Ukrainian soldiers heading through a destroyed landscape in the morning fog near Bakhmut in October. Photo: Kostya Liberov / Libkos / Getty Images
In his interview with The Economist, Zaluzhnyi did admit to some miscalculations. He said, for example, that he had underestimated the Kremlin’s determination: “Russia has lost at least 150,000 dead. In any other country such casualties would have stopped the war.” He also admitted he had been wrong about Russia’s second advance on Kyiv, which never happened.
Quite the contrary, in fact. The war is now in a “positional” phase, Zaluzhnyi said, with the temporary stability created affording Russia the opportunity to rebuild its military power “eventually threatening Ukraine’s armed forces and the state itself”.
Unlike the one last year, in this interview Zaluzhnyi made no specific requests to Ukraine’s Western allies for specific weaponry, though he did caution that the longer the war goes on, the harder it will be to sustain. “We need to look for this solution. We need to find this gunpowder, quickly master it and use it for a swift victory. Because sooner or later we are going to find that we simply don’t have enough people to fight.”
The gunpowder metaphor can also be interpreted as a warning that short of a miracle or finding a secret weapon that can significantly shift the balance of power on the battlefield, it’ll soon be Western soldiers in the trenches, given Russia’s brutal determination.
The only similarity between the two recent articles is that they are both still obviously intended for a NATO and EU audience. Otherwise, they are dramatically different in almost every respect. The TIME article might be summed up thusly: America is making it clear to Zelensky that he is responsible for the military and political crisis at home.
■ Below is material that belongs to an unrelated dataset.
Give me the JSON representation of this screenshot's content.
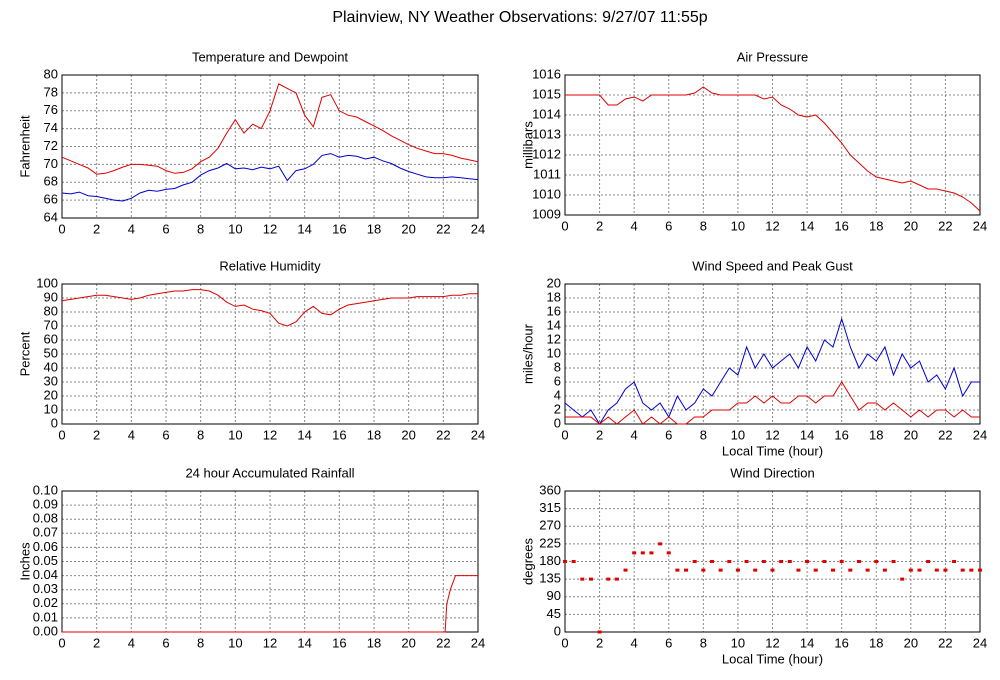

Whereas The Economist piece says: If the world doesn’t help Ukraine win on its own territory, Ukraine will cease to exist, and the world will end up paying the price.
Shortly after the TIME article ran, Zelensky’s former advisor Oleksiy Arestovych announced he planned to run for president and promised to begin peace talks with Russia if elected. Such a prospect is currently inconceivable as Zelensky has disavowed any kind of negotiation with the Russian occupiers, and the Kremlin has refused to negotiate with Kyiv as long as Zelensky remains in power.